I have not tested the following, so only try it out on a small, COPIED, sample of a few files:

# Create output directory
mkdir output

# Crop all JPEG files, in parallel, storing result in output directory
parallel --dry-run magick {} -gravity center -extent "%[fx:h<w?h:w]x%[fx:h<w?h:w]" output/{} ::: *.jpg

If the commands look good, remove the --dry-run part to do it for real.

Answer 2

If you're using ImageMagick v7, Mark Setchell has provided a simple method above (or below). If you're using IMv6, you can crop the largest center square from any image using a command lke this...

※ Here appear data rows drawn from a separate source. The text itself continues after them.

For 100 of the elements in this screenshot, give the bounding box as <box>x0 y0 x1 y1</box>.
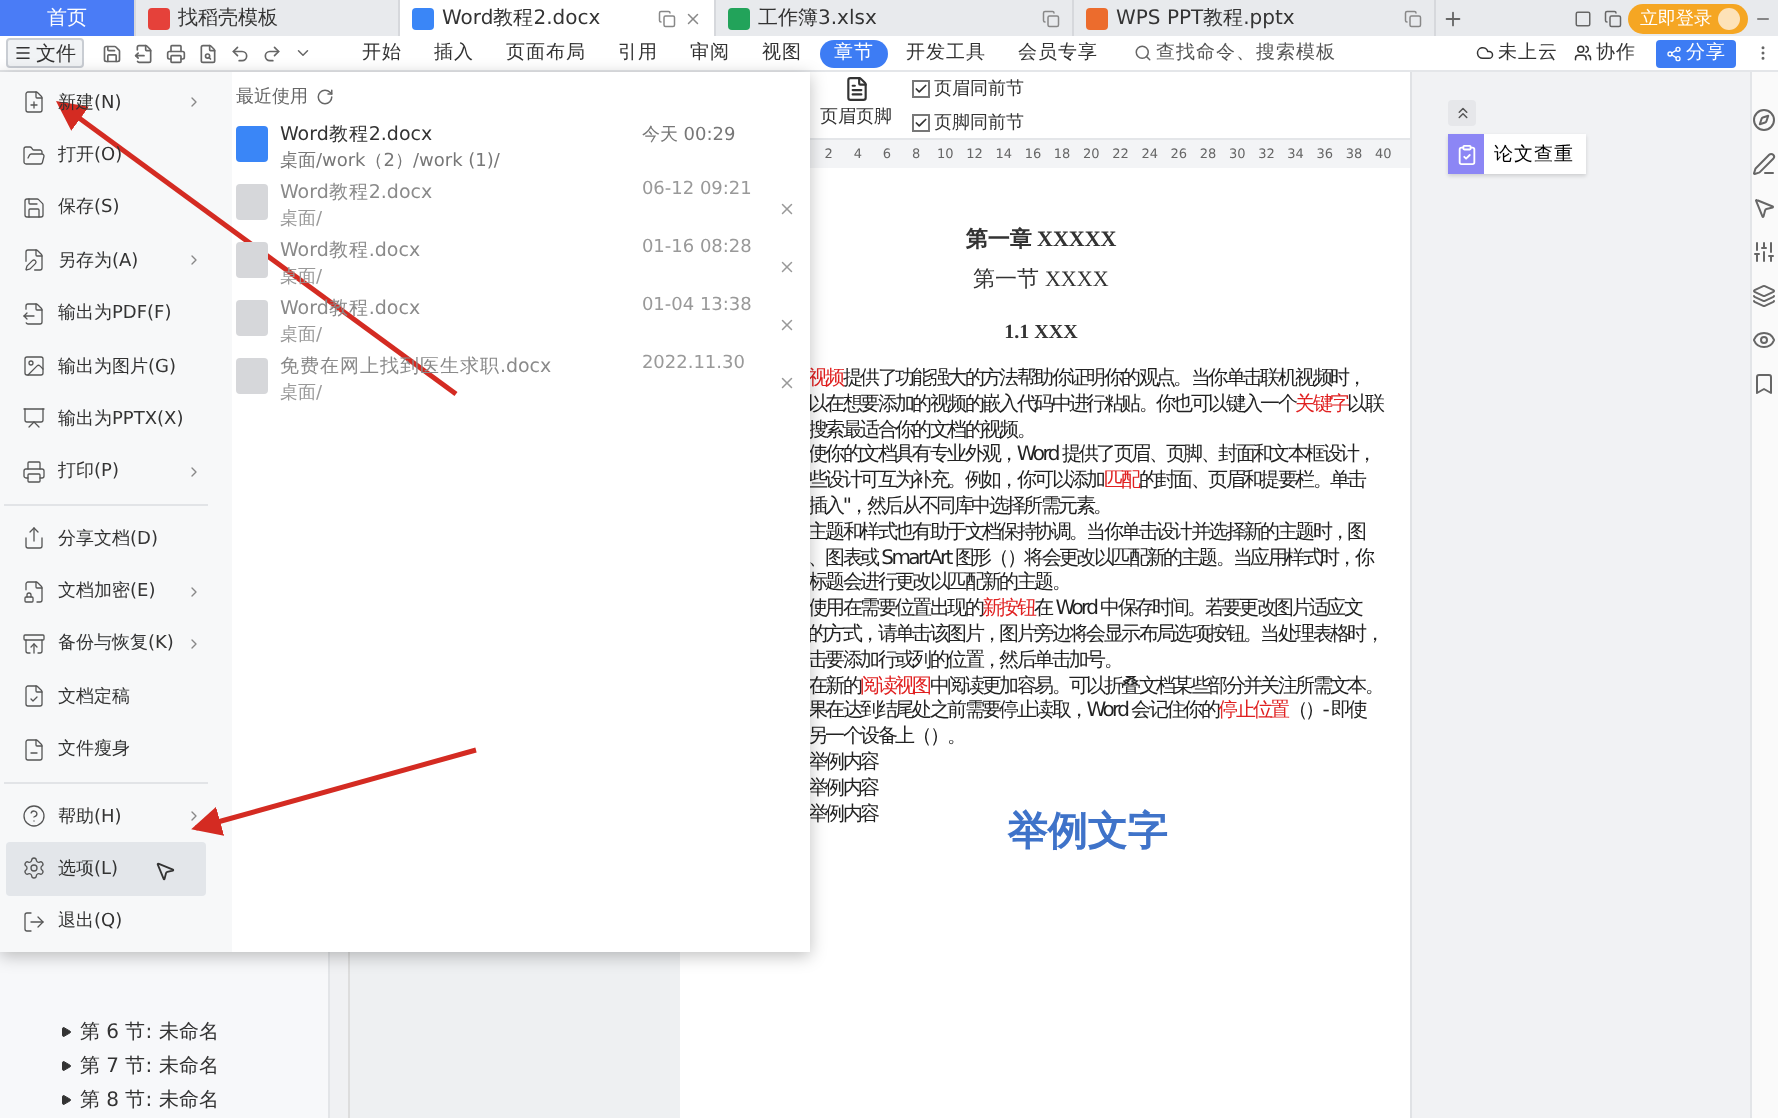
undo-icon[interactable] <box>230 43 250 63</box>
outline-item[interactable]: 第 6 节: 未命名 <box>80 1017 219 1045</box>
close-icon[interactable] <box>777 200 796 218</box>
close-icon[interactable] <box>777 374 796 392</box>
sample-text: 举例文字 <box>1008 804 1168 859</box>
bookmark-icon[interactable] <box>1752 372 1776 396</box>
settings-icon <box>22 856 46 881</box>
menu-item[interactable]: 备份与恢复(K) <box>6 617 206 671</box>
ribbon-tab[interactable]: 开始 <box>348 39 416 67</box>
printer-icon[interactable] <box>166 43 186 63</box>
ribbon-tab[interactable]: 开发工具 <box>892 39 1000 67</box>
menu-item[interactable]: 帮助(H) <box>6 789 206 843</box>
file-menu-button[interactable]: 文件 <box>6 38 84 68</box>
expand-icon[interactable] <box>60 1025 72 1037</box>
window-tab[interactable]: 首页 <box>0 0 136 36</box>
paper-check-button[interactable]: 论文查重 <box>1448 134 1586 174</box>
window-icon[interactable] <box>1404 9 1422 27</box>
file-time: 01-04 13:38 <box>641 296 754 316</box>
menu-item[interactable]: 退出(Q) <box>6 895 206 948</box>
search-icon <box>1134 44 1152 62</box>
text-line: 些设计可互为补充。例如，你可以添加匹配的封面、页眉和提要栏。单击 <box>808 470 1365 495</box>
window-tab[interactable]: Word教程2.docx <box>400 0 716 36</box>
checkbox[interactable] <box>912 114 930 132</box>
caret-icon[interactable] <box>294 44 312 62</box>
close-icon[interactable] <box>684 9 702 27</box>
ribbon-tab[interactable]: 引用 <box>604 39 672 67</box>
menu-item[interactable]: 输出为PDF(F) <box>6 287 206 340</box>
cloud-button[interactable]: 未上云 <box>1468 40 1566 66</box>
sliders-icon[interactable] <box>1752 240 1776 264</box>
collapse-button[interactable] <box>1448 100 1476 126</box>
ribbon-tab[interactable]: 会员专享 <box>1004 39 1112 67</box>
help-icon <box>22 804 46 829</box>
share-button[interactable]: 分享 <box>1656 39 1736 67</box>
lock-file-icon <box>22 579 46 604</box>
text-line: 使你的文档具有专业外观，Word 提供了页眉、页脚、封面和文本框设计， <box>808 444 1375 469</box>
save-icon[interactable] <box>102 43 122 63</box>
file-name[interactable]: Word教程2.docx <box>279 180 433 206</box>
text-line: 标题会进行更改以匹配新的主题。 <box>808 572 1070 597</box>
file-path: 桌面/ <box>279 323 322 348</box>
ribbon-tab[interactable]: 审阅 <box>676 39 744 67</box>
expand-icon[interactable] <box>60 1059 72 1071</box>
collaborate-button[interactable]: 协作 <box>1566 40 1644 66</box>
ribbon-tab[interactable]: 插入 <box>420 39 488 67</box>
menu-item[interactable]: 打印(P) <box>6 445 206 498</box>
menu-item[interactable]: 输出为图片(G) <box>6 339 206 393</box>
refresh-icon[interactable] <box>315 88 334 106</box>
outline-item[interactable]: 第 7 节: 未命名 <box>80 1051 219 1079</box>
text-line: 果在达到结尾处之前需要停止读取，Word 会记住你的停止位置（）- 即使 <box>808 700 1366 725</box>
file-name[interactable]: Word教程2.docx <box>279 122 433 148</box>
layers-icon[interactable] <box>1752 284 1776 308</box>
file-name[interactable]: Word教程.docx <box>279 238 421 264</box>
text-line: 另一个设备上（）。 <box>808 726 965 751</box>
folder-icon <box>22 143 46 168</box>
header-footer-button[interactable]: 页眉页脚 <box>820 76 892 130</box>
preview-icon[interactable] <box>198 43 218 63</box>
menu-item[interactable]: 打开(O) <box>6 128 206 182</box>
menu-item[interactable]: 分享文档(D) <box>6 512 206 565</box>
recent-title: 最近使用 <box>235 85 308 110</box>
file-time: 06-12 09:21 <box>641 180 754 200</box>
share-icon <box>1666 45 1682 61</box>
export-icon <box>22 301 46 326</box>
text-line: 搜索最适合你的文档的视频。 <box>808 419 1035 443</box>
menu-item[interactable]: 文档加密(E) <box>6 564 206 618</box>
ribbon-tab[interactable]: 章节 <box>820 39 888 67</box>
eye-icon[interactable] <box>1752 328 1776 352</box>
file-check-icon <box>22 684 46 709</box>
chapter-heading: 第一章 XXXXX <box>965 225 1117 254</box>
menu-item[interactable]: 保存(S) <box>6 181 206 235</box>
checkbox[interactable] <box>912 80 930 98</box>
menu-item[interactable]: 选项(L) <box>6 842 206 896</box>
people-icon <box>1574 44 1592 62</box>
checkbox-label: 页脚同前节 <box>934 111 1024 136</box>
expand-icon[interactable] <box>60 1093 72 1105</box>
ribbon-tab[interactable]: 页面布局 <box>492 39 600 67</box>
text-line: 视频提供了功能强大的方法帮助你证明你的观点。当你单击联机视频时， <box>808 368 1365 393</box>
windows-icon[interactable] <box>1604 9 1622 27</box>
pointer-icon[interactable] <box>1752 196 1776 220</box>
menu-item[interactable]: 文档定稿 <box>6 670 206 723</box>
close-icon[interactable] <box>777 258 796 276</box>
pen-icon[interactable] <box>1752 152 1776 176</box>
outline-item[interactable]: 第 8 节: 未命名 <box>80 1085 219 1113</box>
menu-icon <box>14 44 32 62</box>
text-line: 、图表或 SmartArt 图形（）将会更改以匹配新的主题。当应用样式时，你 <box>808 547 1373 571</box>
window-icon[interactable] <box>658 9 676 27</box>
window-icon[interactable] <box>1042 9 1060 27</box>
new-tab-icon[interactable] <box>1442 7 1464 29</box>
ribbon-tab[interactable]: 视图 <box>748 39 816 67</box>
save-icon <box>22 195 46 220</box>
document-icon[interactable] <box>235 126 268 162</box>
menu-item[interactable]: 另存为(A) <box>6 234 206 287</box>
avatar-icon <box>1718 7 1740 29</box>
menu-item[interactable]: 输出为PPTX(X) <box>6 392 206 446</box>
search-field[interactable]: 查找命令、搜索模板 <box>1134 42 1376 64</box>
export-icon[interactable] <box>134 43 154 63</box>
compass-icon[interactable] <box>1752 108 1776 132</box>
close-icon[interactable] <box>777 316 796 334</box>
square-icon[interactable] <box>1574 9 1592 27</box>
checkbox-label: 页眉同前节 <box>934 77 1024 102</box>
redo-icon[interactable] <box>262 43 282 63</box>
menu-item[interactable]: 文件瘦身 <box>6 723 206 776</box>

convert input.png -set option:distort:viewport "%[fx:min(w,h)]x%[fx:min(w,h)]" \
    -distort affine "%[fx:w>h?(w-h)/2:0],%[fx:w<h?(h-w)/2:0] 0,0" output.png

That sets the output viewport size to the largest square you can crop from the input image. Then it adjusts the position of the input image so it is centered within that square viewport.

This command should work from a command prompt or script on most *nix systems. If you're using Windows, replace that continued line backslash "\" with a caret "^". If you're using a BAT script in Windows you'll also have to make all the single percent signs "%" into doubles "%%".

You can also simply change "convert" to "magick" to run this command using IMv7.